The reading demonstrated a marked contrast in styles between the two principals. Felicia, in spite of wanting to discuss interpretation so much, had already done a great deal of homework. For a start, she knew the lines. And she spoke them with enormous skill and passion, utilising the full range of her magnificent voice.

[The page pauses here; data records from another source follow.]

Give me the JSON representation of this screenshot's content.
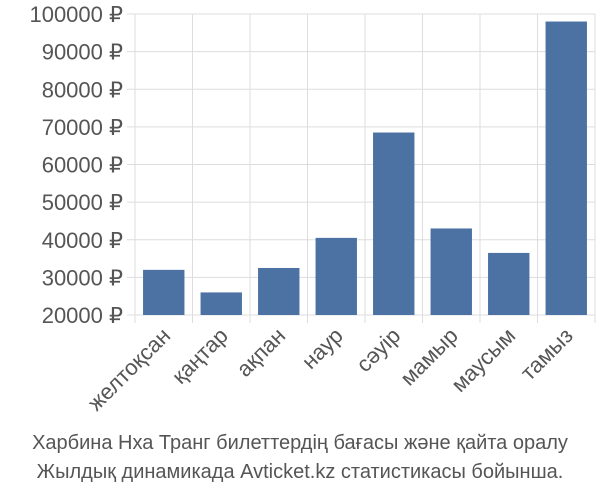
{
  "chart_data": {
    "type": "bar",
    "categories": [
      "желтоқсан",
      "қаңтар",
      "ақпан",
      "наур",
      "сәуір",
      "мамыр",
      "маусым",
      "тамыз"
    ],
    "values": [
      32000,
      26000,
      32500,
      40500,
      68500,
      43000,
      36500,
      98000
    ],
    "yticks": [
      20000,
      30000,
      40000,
      50000,
      60000,
      70000,
      80000,
      90000,
      100000
    ],
    "ytick_labels": [
      "20000 ₽",
      "30000 ₽",
      "40000 ₽",
      "50000 ₽",
      "60000 ₽",
      "70000 ₽",
      "80000 ₽",
      "90000 ₽",
      "100000 ₽"
    ],
    "ylim": [
      20000,
      100000
    ],
    "grid": true,
    "bar_color": "#4c72a4",
    "grid_color": "#dddddd",
    "axis_color": "#555555"
  },
  "caption": {
    "line1": "Харбина Нха Транг билеттердің бағасы және қайта оралу",
    "line2": "Жылдық динамикада Avticket.kz статистикасы бойынша."
  }
}
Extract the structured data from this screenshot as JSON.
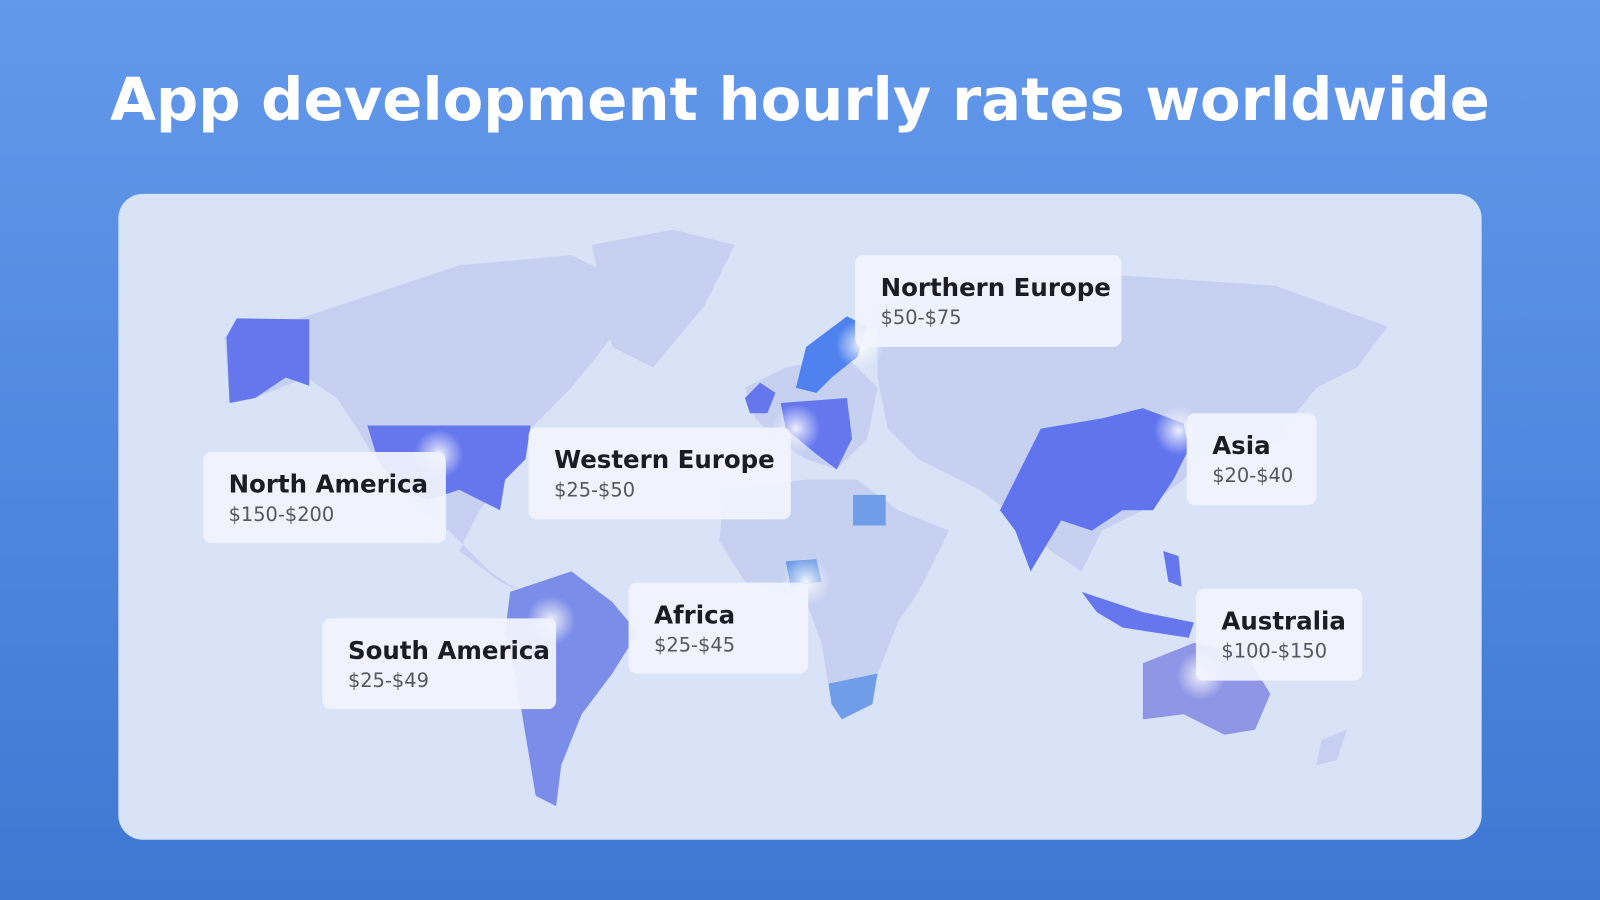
{
  "header": {
    "title": "App development hourly rates worldwide"
  },
  "regions": [
    {
      "name": "North America",
      "rate": "$150-$200"
    },
    {
      "name": "Western Europe",
      "rate": "$25-$50"
    },
    {
      "name": "Northern Europe",
      "rate": "$50-$75"
    },
    {
      "name": "Asia",
      "rate": "$20-$40"
    },
    {
      "name": "Australia",
      "rate": "$100-$150"
    },
    {
      "name": "Africa",
      "rate": "$25-$45"
    },
    {
      "name": "South America",
      "rate": "$25-$49"
    }
  ]
}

George Birkitt, by contrast, gave an appalling reading. He appeared never to have seen or heard any of the lines before in his life and, from some of the readings he gave, certainly not to understand them. Even famous quotations were delivered with leaden incomprehension. George Birkitt’s approach to intonation seemed to be based on the simple rule that all personal pronouns should be emphasised. ‘I have done the deed.’ ‘How now, you secret, black, and midnight hags! What ist you do?’ Even ‘She should have died hereafter.’
There was also a problem of volume. Not only did George stumble, he also mumbled. He was used to the intimacy of television, where, with microphones continuously poised above the actors’ heads, there was no need for projection. Obviously he was going to have to be reminded what it was like to work in the theatre.